Zuerst weinte Diana über ihre Einsamkeit und fürchtete sich auf dem Schlosse, daß sie schon längst „das Eulennest“ getauft hatte. Der Mensch gewöhnt sich jedoch, mit Ausnahme des Sterbens, endlich an Alles. Auch Diana vergaß es, daß ihre Wohnung von allen Menschen abgewandt liege, daß dieselbe ein Aufenthalt für alle möglichen Menschen, nur nicht für ein schönes zwanzigjähriges Edelfräulein sei; sie dachte nicht mehr daran, daß das einzige weibliche Wesen, welches sich außer ihr auf Boprès befand, die getreue Kammerjungfer, Köchin, Gärtnerin und Viehmagd Genéviève, ungeachtet ihrer sonstigen Vorzüge, unbeschreiblich dick, häßlich und dumm war; ja es kam der jungen Dame nur sehr selten in den Sinn, in welcher wahrhaft [194] schutzlosen Lage sie sich befand, da sie nur einen Jägerburschen und einen halb blödsinnigen Bauer als männliche Besatzung ihres Schlosses aufzuweisen hatte.

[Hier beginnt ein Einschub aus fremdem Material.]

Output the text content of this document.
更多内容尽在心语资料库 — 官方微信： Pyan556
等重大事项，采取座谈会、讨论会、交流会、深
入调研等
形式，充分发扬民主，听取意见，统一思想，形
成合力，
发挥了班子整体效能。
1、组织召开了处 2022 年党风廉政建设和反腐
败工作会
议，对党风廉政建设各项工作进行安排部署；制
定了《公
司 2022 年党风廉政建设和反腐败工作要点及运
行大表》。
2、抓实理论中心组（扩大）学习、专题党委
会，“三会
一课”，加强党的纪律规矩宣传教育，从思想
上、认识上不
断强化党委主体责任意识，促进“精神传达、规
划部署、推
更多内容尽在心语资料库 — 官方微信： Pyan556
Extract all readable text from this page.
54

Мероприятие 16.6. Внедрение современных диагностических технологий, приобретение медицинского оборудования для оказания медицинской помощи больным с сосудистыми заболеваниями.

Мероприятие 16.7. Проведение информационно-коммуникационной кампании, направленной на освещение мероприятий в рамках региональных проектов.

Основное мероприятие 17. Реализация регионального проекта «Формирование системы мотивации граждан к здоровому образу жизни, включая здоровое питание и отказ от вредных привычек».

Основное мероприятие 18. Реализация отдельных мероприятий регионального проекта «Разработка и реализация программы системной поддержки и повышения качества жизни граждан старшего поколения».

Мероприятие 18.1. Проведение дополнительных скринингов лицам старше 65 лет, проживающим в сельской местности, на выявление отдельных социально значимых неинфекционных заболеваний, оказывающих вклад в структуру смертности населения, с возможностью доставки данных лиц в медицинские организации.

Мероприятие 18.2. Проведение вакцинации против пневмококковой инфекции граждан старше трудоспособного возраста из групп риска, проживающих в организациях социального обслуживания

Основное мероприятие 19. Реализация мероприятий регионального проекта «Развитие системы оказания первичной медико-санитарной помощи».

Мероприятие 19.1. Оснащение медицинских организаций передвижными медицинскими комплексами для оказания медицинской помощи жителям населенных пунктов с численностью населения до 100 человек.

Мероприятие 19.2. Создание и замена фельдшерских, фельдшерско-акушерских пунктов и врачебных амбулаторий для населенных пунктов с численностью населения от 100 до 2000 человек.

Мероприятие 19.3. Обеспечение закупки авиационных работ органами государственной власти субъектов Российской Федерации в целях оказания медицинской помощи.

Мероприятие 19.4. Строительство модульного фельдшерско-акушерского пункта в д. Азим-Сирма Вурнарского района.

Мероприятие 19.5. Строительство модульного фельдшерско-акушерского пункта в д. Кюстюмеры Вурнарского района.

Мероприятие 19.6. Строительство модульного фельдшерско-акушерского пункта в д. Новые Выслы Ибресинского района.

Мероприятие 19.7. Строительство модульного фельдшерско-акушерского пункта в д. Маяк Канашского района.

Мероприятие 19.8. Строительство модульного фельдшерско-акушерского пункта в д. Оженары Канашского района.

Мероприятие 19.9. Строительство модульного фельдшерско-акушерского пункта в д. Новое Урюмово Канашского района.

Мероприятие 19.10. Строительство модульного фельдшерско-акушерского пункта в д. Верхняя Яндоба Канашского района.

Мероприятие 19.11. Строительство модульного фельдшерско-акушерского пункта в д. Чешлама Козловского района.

Alle diese vielen und schweren Bedenken kamen seit längerer Zeit nicht bei der schönen Diana auf; denn eine Leidenschaft hatte sich ihrer bemächtigt und regierte in ihrem Herzen mit unbestrittenem Scepter. Diana war nicht etwa verliebt. Das wäre so ziemlich unmöglich gewesen: denn wenn sie sich auch noch so genau besann, so erinnerte sie sich doch nicht, je einen andern schönen, jungen, vornehmen Cavalier gesehen zu haben, als ihren unglücklichen Bruder, der zur Schlacht auszog und gleich in den ersten Minuten seiner ersten Schlacht den Tod fand. Ihr Jäger Pierre, mit dem sonnverbrannten, pockengrubigen Antlitze und der ungeheuren Stülpnase, durfte zu wenig Ansprüche auf Schönheit erheben, als daß ihn Diana anders angesehen hätte, als um auf Unkosten seiner Monstre-Nase ihm fortwährend Anzüglichkeiten sagen zu können.

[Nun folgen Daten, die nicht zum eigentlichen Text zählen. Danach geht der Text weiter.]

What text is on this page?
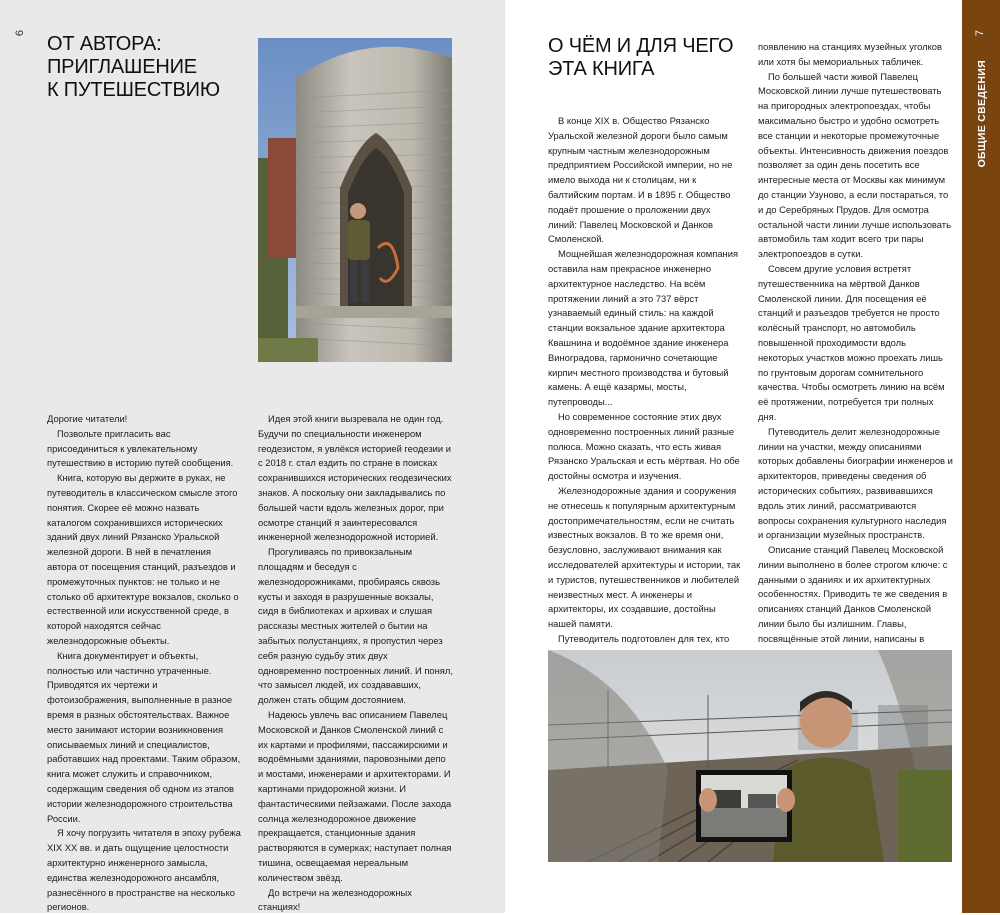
6 ОТ АВТОРА:
ПРИГЛАШЕНИЕ
К ПУТЕШЕСТВИЮ

Дорогие читатели!

Позвольте пригласить вас присоединиться к увлекательному путешествию в историю путей сообщения.

Книга, которую вы держите в руках, не путеводитель в классическом смысле этого понятия. Скорее её можно назвать каталогом сохранившихся исторических зданий двух линий Рязанско Уральской железной дороги. В ней в печатления автора от посещения станций, разъездов и промежуточных пунктов: не только и не столько об архитектуре вокзалов, сколько о естественной или искусственной среде, в которой находятся сейчас железнодорожные объекты.

Книга документирует и объекты, полностью или частично утраченные. Приводятся их чертежи и фотоизображения, выполненные в разное время в разных обстоятельствах. Важное место занимают истории возникновения описываемых линий и специалистов, работавших над проектами. Таким образом, книга может служить и справочником, содержащим сведения об одном из этапов истории железнодорожного строительства России.

Я хочу погрузить читателя в эпоху рубежа XIX XX вв. и дать ощущение целостности архитектурно инженерного замысла, единства железнодорожного ансамбля, разнесённого в пространстве на несколько регионов.

Идея этой книги вызревала не один год. Будучи по специальности инженером геодезистом, я увлёкся историей геодезии и с 2018 г. стал ездить по стране в поисках сохранившихся исторических геодезических знаков. А поскольку они закладывались по большей части вдоль железных дорог, при осмотре станций я заинтересовался инженерной железнодорожной историей.

Прогуливаясь по привокзальным площадям и беседуя с железнодорожниками, пробираясь сквозь кусты и заходя в разрушенные вокзалы, сидя в библиотеках и архивах и слушая рассказы местных жителей о бытии на забытых полустанциях, я пропустил через себя разную судьбу этих двух одновременно построенных линий. И понял, что замысел людей, их создававших, должен стать общим достоянием.

Надеюсь увлечь вас описанием Павелец Московской и Данков Смоленской линий с их картами и профилями, пассажирскими и водоёмными зданиями, паровозными депо и мостами, инженерами и архитекторами. И картинами придорожной жизни. И фантастическими пейзажами. После захода солнца железнодорожное движение прекращается, станционные здания растворяются в сумерках; наступает полная тишина, освещаемая нереальным количеством звёзд.

До встречи на железнодорожных станциях!

О ЧЁМ И ДЛЯ ЧЕГО
ЭТА КНИГА

В конце XIX в. Общество Рязанско Уральской железной дороги было самым крупным частным железнодорожным предприятием Российской империи, но не имело выхода ни к столицам, ни к балтийским портам. И в 1895 г. Общество подаёт прошение о проложении двух линий: Павелец Московской и Данков Смоленской.

Мощнейшая железнодорожная компания оставила нам прекрасное инженерно архитектурное наследство. На всём протяжении линий а это 737 вёрст узнаваемый единый стиль: на каждой станции вокзальное здание архитектора Квашнина и водоёмное здание инженера Виноградова, гармонично сочетающие кирпич местного производства и бутовый камень. А ещё казармы, мосты, путепроводы...

Но современное состояние этих двух одновременно построенных линий разные полюса. Можно сказать, что есть живая Рязанско Уральская и есть мёртвая. Но обе достойны осмотра и изучения.

Железнодорожные здания и сооружения не отнесешь к популярным архитектурным достопримечательностям, если не считать известных вокзалов. В то же время они, безусловно, заслуживают внимания как исследователей архитектуры и истории, так и туристов, путешественников и любителей неизвестных мест. А инженеры и архитекторы, их создавшие, достойны нашей памяти.

Путеводитель подготовлен для тех, кто

появлению на станциях музейных уголков или хотя бы мемориальных табличек.

По большей части живой Павелец Московской линии лучше путешествовать на пригородных электропоездах, чтобы максимально быстро и удобно осмотреть все станции и некоторые промежуточные объекты. Интенсивность движения поездов позволяет за один день посетить все интересные места от Москвы как минимум до станции Узуново, а если постараться, то и до Серебряных Прудов. Для осмотра остальной части линии лучше использовать автомобиль там ходит всего три пары электропоездов в сутки.

Совсем другие условия встретят путешественника на мёртвой Данков Смоленской линии. Для посещения её станций и разъездов требуется не просто колёсный транспорт, но автомобиль повышенной проходимости вдоль некоторых участков можно проехать лишь по грунтовым дорогам сомнительного качества. Чтобы осмотреть линию на всём её протяжении, потребуется три полных дня.

Путеводитель делит железнодорожные линии на участки, между описаниями которых добавлены биографии инженеров и архитекторов, приведены сведения об исторических событиях, развивавшихся вдоль этих линий, рассматриваются вопросы сохранения культурного наследия и организации музейных пространств.

Описание станций Павелец Московской линии выполнено в более строгом ключе: с данными о зданиях и их архитектурных особенностях. Приводить те же сведения в описаниях станций Данков Смоленской линии было бы излишним. Главы, посвящённые этой линии, написаны в

7
ОБЩИЕ СВЕДЕНИЯ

Diana’s Leidenschaft war – die Jagd. Die Bewohner von Chateau Boprès hatten in dem Winter, als Theophilus, der Neunzigjährige, starb, zu ihrer größten Bestürzung einen ganz eigenthümlichen Gläubiger – den Hunger nämlich, bei sich anklopfen gefühlt. Pierre hatte es übernommen, diesen Gast zu verbannen. Aber so fleißig der treue Bursche auch Tag für Tag mit seinen Hunden arbeitete, so ward es ihm dennoch zu schwer, die sämmtlichen Hungrigen auf dem Schlosse mit Wildpret zu versehen. Pierre mußte nothwendig Beistand erhalten, und nachdem man hierzu ohne Erfolg einen Bauerburschen der nächsten Dorfschaft zu verwenden versucht hatte, entschloß die schöne Erbin von Boprès selbst sich dazu, das edle Waidwerk aus lieber Noth zu betreiben.
Pierre stöberte einen alten Damensattel auf und restaurirte ihn mit bedeutendem Aufwande von Zeit und Mühe. Er ritt auf dem Schloßhofe das beste der vorhandenen Pferde, einen schönen Dunkelbraunen, für die Herrin zu und brachte für sie die Leibflinte des verstorbenen Großvaters in brauchbaren Stand.
So bedacht konnte das Fräulein de Boprès an einem schönen Herbstmorgen mit dem häßlichen Pierre hoffnungsvoll aufbrechen und am Abende mit dem angenehmen Bewußtsein zurückkehren, zwar ihren einen Jagdhund mit einer guten Ladung Schrot angeschossen, durch ihr umsichtiges Verfolgen eines Rehbocks aber auch es dem Pierre möglich gemacht zu haben, denselben durch einen Blattschuß zu erlegen. Aber allgemach ward Mademoiselle de Boprès eine Jägerin, gegen deren Kunst sich selbst der brave Pierre nicht zu behaupten vermochte. Sie fürchtete sich nicht mehr, ihre Flinte abzuschießen und traf mit einer Sicherheit, die dem alten Jäger nicht selten Thränen der Bewunderung auspreßte. Tag für Tag sah sie der Wald und das weite, öde, hügelige Revier hoch zu Roß, von ihren Hunden gefolgt, mit eleganter Gewandtheit auf der Spur des Wildes, und noch tief in der mondlichten Nacht hörten die Bauern der Dörfer an den Grenzen der Besitzungen der Donna Diana ihre Schüsse knallen.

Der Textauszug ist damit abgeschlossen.